- From: Will Sargent <will.sargent@gmail.com>
- Date: Tue, 28 Apr 2015 11:37:05 -0700
- To: ietf-http-wg@w3.org
- Message-ID: <CAAvUidMuV=e_yQZQjbqTr42afyvv1-5ambwBT5EcFL18juauWQ@mail.gmail.com>
Hi all, I have some questions on the behavior of RFC 7234's s-maxage response directive -- it looks like the behavior for s-maxage response directive differs significantly from maxage in that a max-age response directive means that a stale response calls for "validate", where the behavior is "validate, but serve stale on a timeout or (if stale-if-error is defined) on a 5xx". Meanwhile, s-maxage says " The s-maxage directive also implies the semantics of the proxy-revalidate response directive." Well, proxy-revalidate is the same as must-revalidate, but only operating on shared caches, and the validation behavior there is "validate or 503 on timeout". So the question is: the behavior of s-maxage explicitly to timeout rather than give a stale response?

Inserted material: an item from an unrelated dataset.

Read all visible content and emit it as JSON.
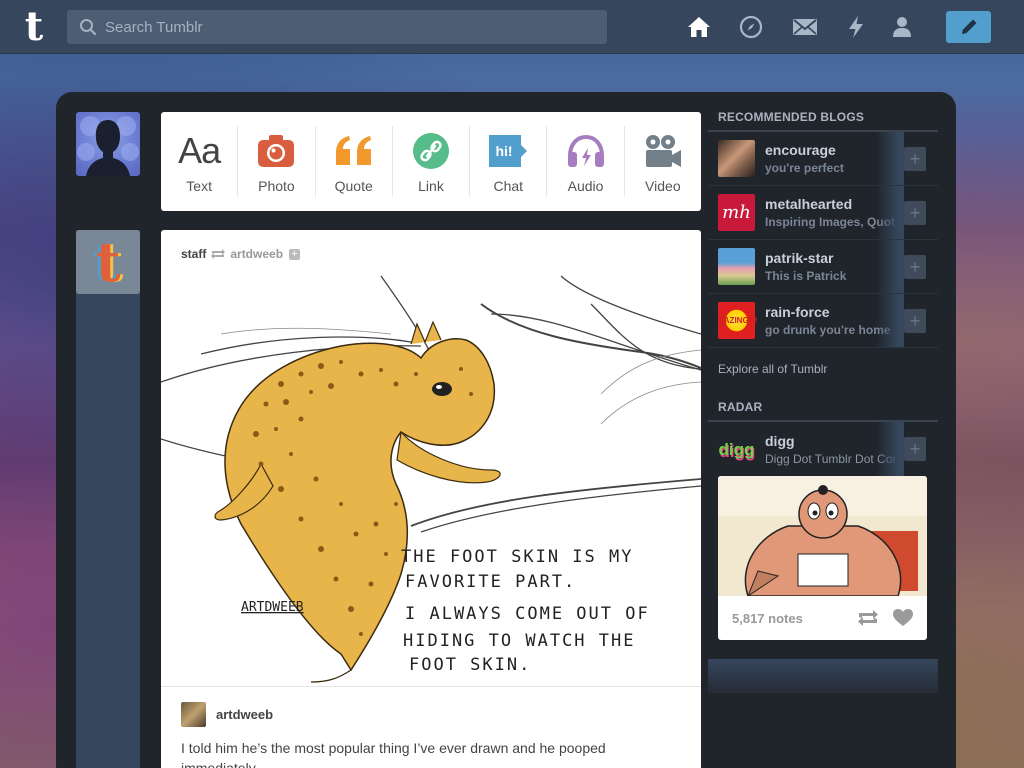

I've been looking around the internets, and I don't see this behavior mentioned in the blogs or even in the O'Reilly Web Caching book or HTTP The Definitive Guide. Will. P.S. I'm also confused as to what the difference between a "disconnect' and a "timeout" is -- in one area, a disconnect is referred to as "cannot reach the origin server" and in the warning it's referred to as "intentionally disconnected", but there's no direct reference to it.